Marketing in a downturn. There's been no shortage of ink spilled examining "The New Thrift," as Time magazine calls it. But the Economist has a nice essay on how increasingly thrifty consumers have forced marketers to change their tune: "There will need to be a move from passion to compassion in marketing," reckons John Gerzema of Young & Rubicam, a marketing-services firm. For more on recession strategies check out our story here.
Bad news for Bank of America customers. If you're carrying a balance on a credit card issued by Bank of America, prepare to be outraged. The WSJ reports that, starting in June, BOA will begin raising rates for millions of customers that carry a balance on their cards. One BOA customer had her rates nearly doubled to 13 percent. In the coming months, you can certainly expect more of this from card providers -- new legislation that restricts credit card companies from some rate increases doesn't kick in until July 2010.
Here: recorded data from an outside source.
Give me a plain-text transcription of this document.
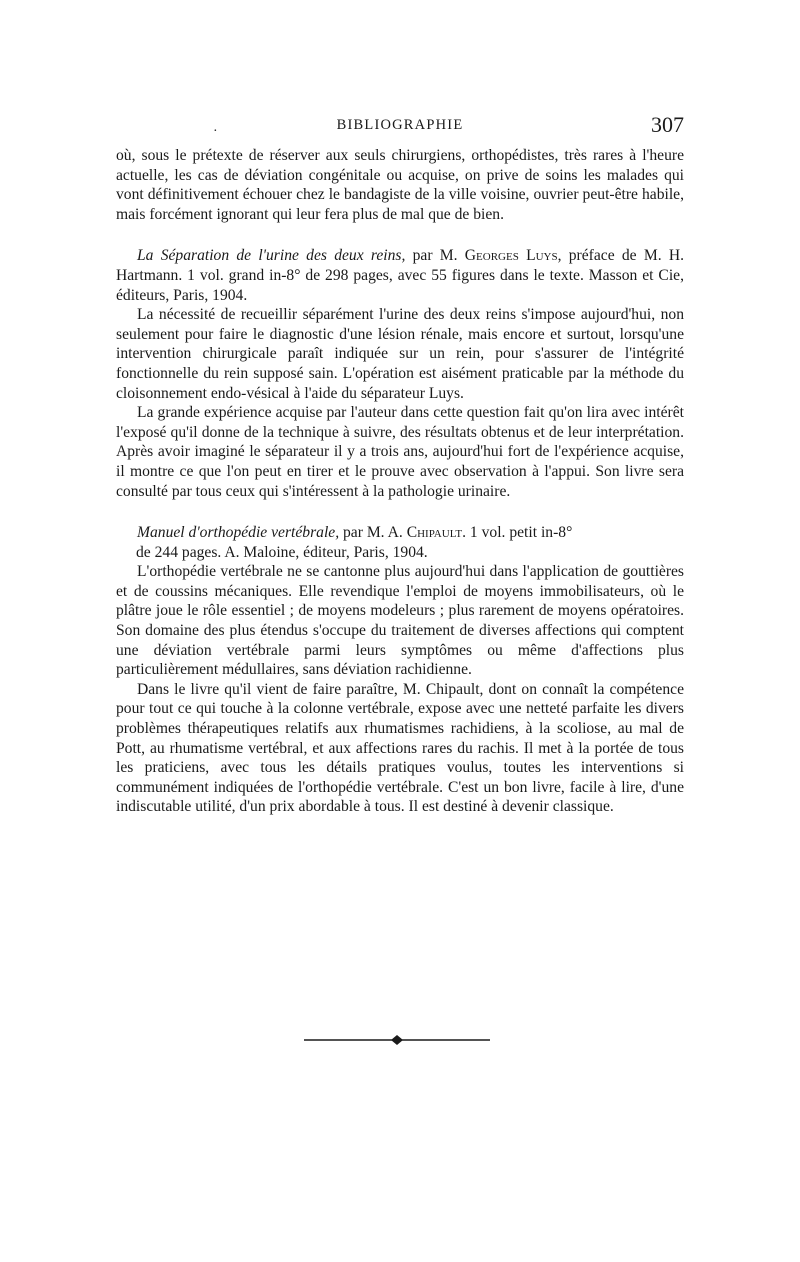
·	BIBLIOGRAPHIE	307

où, sous le prétexte de réserver aux seuls chirurgiens, orthopédistes, très rares à l'heure actuelle, les cas de déviation congénitale ou acquise, on prive de soins les malades qui vont définitivement échouer chez le bandagiste de la ville voisine, ouvrier peut-être habile, mais forcément ignorant qui leur fera plus de mal que de bien.

La Séparation de l'urine des deux reins, par M. Georges Luys, préface de M. H. Hartmann. 1 vol. grand in-8° de 298 pages, avec 55 figures dans le texte. Masson et Cie, éditeurs, Paris, 1904.

La nécessité de recueillir séparément l'urine des deux reins s'impose aujourd'hui, non seulement pour faire le diagnostic d'une lésion rénale, mais encore et surtout, lorsqu'une intervention chirurgicale paraît indiquée sur un rein, pour s'assurer de l'intégrité fonctionnelle du rein supposé sain. L'opération est aisément praticable par la méthode du cloisonnement endo-vésical à l'aide du séparateur Luys.

La grande expérience acquise par l'auteur dans cette question fait qu'on lira avec intérêt l'exposé qu'il donne de la technique à suivre, des résultats obtenus et de leur interprétation. Après avoir imaginé le séparateur il y a trois ans, aujourd'hui fort de l'expérience acquise, il montre ce que l'on peut en tirer et le prouve avec observation à l'appui. Son livre sera consulté par tous ceux qui s'intéressent à la pathologie urinaire.

Manuel d'orthopédie vertébrale, par M. A. Chipault. 1 vol. petit in-8°

de 244 pages. A. Maloine, éditeur, Paris, 1904.

L'orthopédie vertébrale ne se cantonne plus aujourd'hui dans l'application de gouttières et de coussins mécaniques. Elle revendique l'emploi de moyens immobilisateurs, où le plâtre joue le rôle essentiel ; de moyens modeleurs ; plus rarement de moyens opératoires. Son domaine des plus étendus s'occupe du traitement de diverses affections qui comptent une déviation vertébrale parmi leurs symptômes ou même d'affections plus particulièrement médullaires, sans déviation rachidienne.

Dans le livre qu'il vient de faire paraître, M. Chipault, dont on connaît la compétence pour tout ce qui touche à la colonne vertébrale, expose avec une netteté parfaite les divers problèmes thérapeutiques relatifs aux rhumatismes rachidiens, à la scoliose, au mal de Pott, au rhumatisme vertébral, et aux affections rares du rachis. Il met à la portée de tous les praticiens, avec tous les détails pratiques voulus, toutes les interventions si communément indiquées de l'orthopédie vertébrale. C'est un bon livre, facile à lire, d'une indiscutable utilité, d'un prix abordable à tous. Il est destiné à devenir classique.
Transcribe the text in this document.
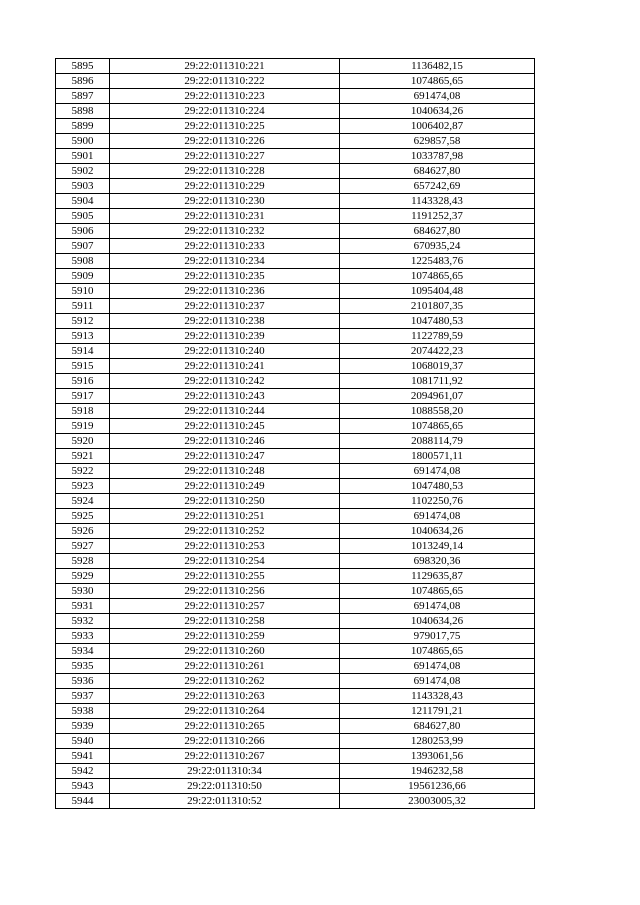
5895	29:22:011310:221	1136482,15
5896	29:22:011310:222	1074865,65
5897	29:22:011310:223	691474,08
5898	29:22:011310:224	1040634,26
5899	29:22:011310:225	1006402,87
5900	29:22:011310:226	629857,58
5901	29:22:011310:227	1033787,98
5902	29:22:011310:228	684627,80
5903	29:22:011310:229	657242,69
5904	29:22:011310:230	1143328,43
5905	29:22:011310:231	1191252,37
5906	29:22:011310:232	684627,80
5907	29:22:011310:233	670935,24
5908	29:22:011310:234	1225483,76
5909	29:22:011310:235	1074865,65
5910	29:22:011310:236	1095404,48
5911	29:22:011310:237	2101807,35
5912	29:22:011310:238	1047480,53
5913	29:22:011310:239	1122789,59
5914	29:22:011310:240	2074422,23
5915	29:22:011310:241	1068019,37
5916	29:22:011310:242	1081711,92
5917	29:22:011310:243	2094961,07
5918	29:22:011310:244	1088558,20
5919	29:22:011310:245	1074865,65
5920	29:22:011310:246	2088114,79
5921	29:22:011310:247	1800571,11
5922	29:22:011310:248	691474,08
5923	29:22:011310:249	1047480,53
5924	29:22:011310:250	1102250,76
5925	29:22:011310:251	691474,08
5926	29:22:011310:252	1040634,26
5927	29:22:011310:253	1013249,14
5928	29:22:011310:254	698320,36
5929	29:22:011310:255	1129635,87
5930	29:22:011310:256	1074865,65
5931	29:22:011310:257	691474,08
5932	29:22:011310:258	1040634,26
5933	29:22:011310:259	979017,75
5934	29:22:011310:260	1074865,65
5935	29:22:011310:261	691474,08
5936	29:22:011310:262	691474,08
5937	29:22:011310:263	1143328,43
5938	29:22:011310:264	1211791,21
5939	29:22:011310:265	684627,80
5940	29:22:011310:266	1280253,99
5941	29:22:011310:267	1393061,56
5942	29:22:011310:34	1946232,58
5943	29:22:011310:50	19561236,66
5944	29:22:011310:52	23003005,32
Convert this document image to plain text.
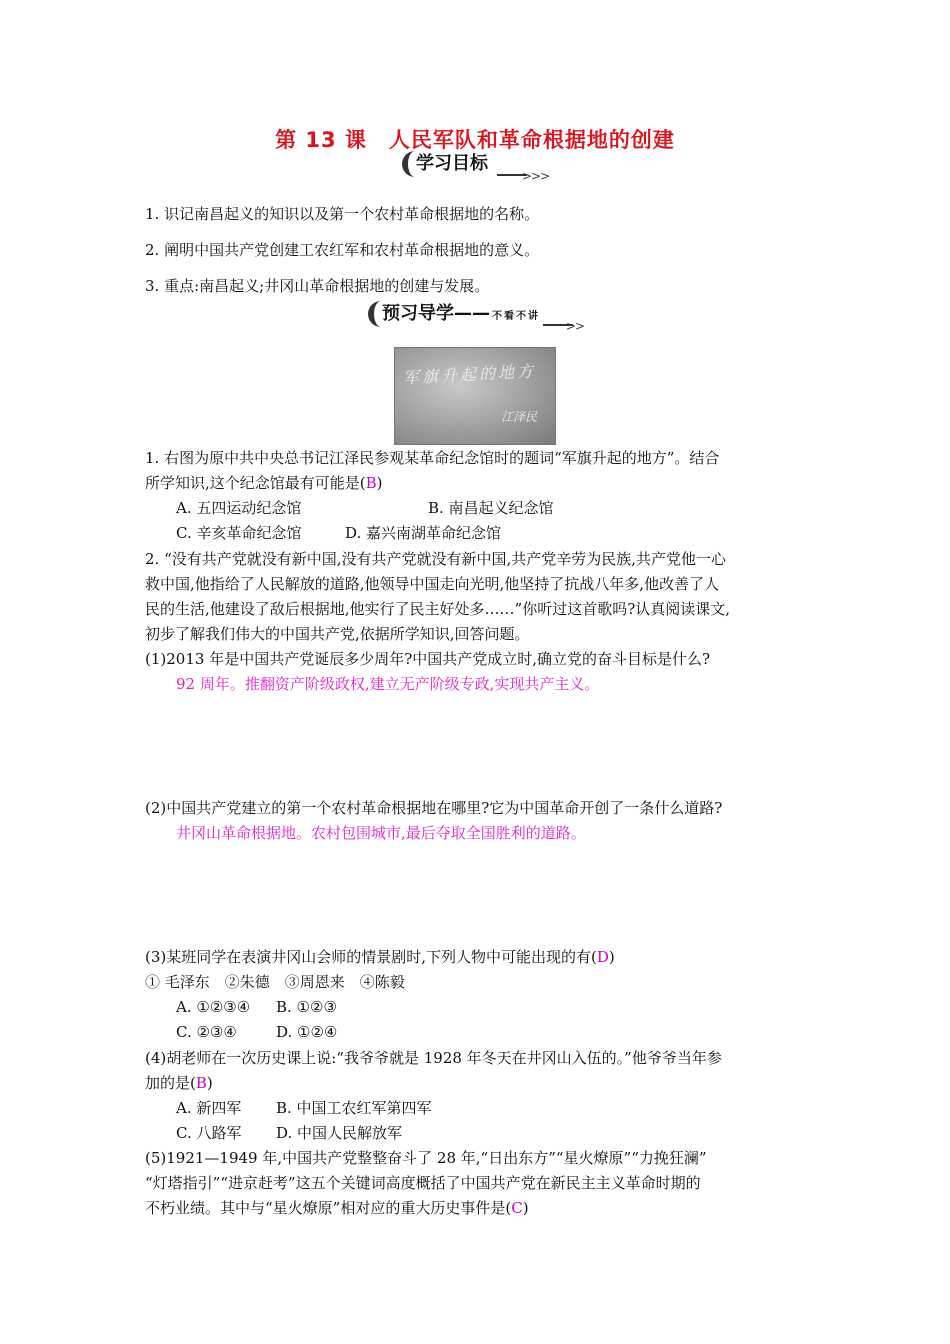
第 13 课　人民军队和革命根据地的创建
学习目标
>>>
1. 识记南昌起义的知识以及第一个农村革命根据地的名称。
2. 阐明中国共产党创建工农红军和农村革命根据地的意义。
3. 重点:南昌起义;井冈山革命根据地的创建与发展。
预习导学—— 不看不讲
>>
军旗升起的地方
江泽民
1. 右图为原中共中央总书记江泽民参观某革命纪念馆时的题词“军旗升起的地方”。结合
所学知识,这个纪念馆最有可能是(B)
A. 五四运动纪念馆	B. 南昌起义纪念馆
C. 辛亥革命纪念馆	D. 嘉兴南湖革命纪念馆
2. “没有共产党就没有新中国,没有共产党就没有新中国,共产党辛劳为民族,共产党他一心
救中国,他指给了人民解放的道路,他领导中国走向光明,他坚持了抗战八年多,他改善了人
民的生活,他建设了敌后根据地,他实行了民主好处多……”你听过这首歌吗?认真阅读课文,
初步了解我们伟大的中国共产党,依据所学知识,回答问题。
(1)2013 年是中国共产党诞辰多少周年?中国共产党成立时,确立党的奋斗目标是什么?
92 周年。推翻资产阶级政权,建立无产阶级专政,实现共产主义。
(2)中国共产党建立的第一个农村革命根据地在哪里?它为中国革命开创了一条什么道路?
井冈山革命根据地。农村包围城市,最后夺取全国胜利的道路。
(3)某班同学在表演井冈山会师的情景剧时,下列人物中可能出现的有(D)
① 毛泽东　②朱德　③周恩来　④陈毅
A. ①②③④ B. ①②③
C. ②③④	D. ①②④
(4)胡老师在一次历史课上说:“我爷爷就是 1928 年冬天在井冈山入伍的。”他爷爷当年参
加的是(B)
A. 新四军 B. 中国工农红军第四军
C. 八路军 D. 中国人民解放军
(5)1921—1949 年,中国共产党整整奋斗了 28 年,“日出东方”“星火燎原”“力挽狂澜”
“灯塔指引”“进京赶考”这五个关键词高度概括了中国共产党在新民主主义革命时期的
不朽业绩。其中与“星火燎原”相对应的重大历史事件是(C)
A few suggestions for Karen Mills. Anita Campbell at Small Business Trends has some recommendations for new SBA head Karen Mills. Rather than focus on SBA loans, which the vast majority of small businesses don't use, Campell suggests that Mills should focus on other ways to make the agency helpful. Campbell's tips read like a laundry list of perennial small company complaints. She suggests simplifying regulations and bureaucracy, reducing the small business tax burden, boosting government contracts, and making health care more affordable.
Could VCs topple the financial system? That's the ludicrous worry coming out of the Obama administration. James Freeman, in this WSJ editorial, laughs off concerns that VC funds could pose systemic risks to the economy. And Freeman wonders why Treasury Secretary Tim Geithner suggested to Congress that large VC funds should be registered with the SEC. (The SEC, after all, did little to protect investors from our current crisis.) Freeman, arguing that limiting VCs would hinder innovation, makes some excellent points: "The entire venture capital industry is smaller than the Madoff fraud. VCs invest a total of $30 billion each year, far less than one-tenth of 1% of U.S. financial transactions. Venture investors -- affluent individuals and institutions -- are putting up equity and know that they can lose it all."
Welcome to the golden era of networking. With the job market increasingly shaky, the New York Times says 2009 could be the golden era of networking. Since last fall, Vincent Lauria, the 29-year-old organizer of the Silicon Valley NewTech Meetup Group says he's seen the club's ranks swell 75 percent to 3,500, and attendance at his monthly event has tripled. LinkedIn, for its part, has seen membership increase 48 percent, and recommendations for friends or colleagues are up 65 percent from December. Google and Boeing have even hired consultants to instruct employees how to network within their own companies.
Big energy bills? Could be the state you live in. According to the Small Business and Entrepreneurship Council's Energy Cost Index 2009, your energy costs are essentially a function of the state in which you live. The Wall Street Journal reports that prices are based on factors including your state's economic growth, investment in exploration, and government regulations and taxes. Rhode Island, Alaska, and Connecticut round out the list as the priciest states. For more information on how to cut energy costs, read on at Inc.com here.
Toxic assets may soon be available to all Americans. Would you buy Bailout Bonds? The New York Times reports this morning that Washington is encouraging major investment firms to create bailout funds, which would allow individual investors to participate in, and possibly profit from, attempts to get banks' troubled assets off the books. The logic seems more than a bit specious. For one, if the nation's largest banks don't want these assets, why would regular Americans?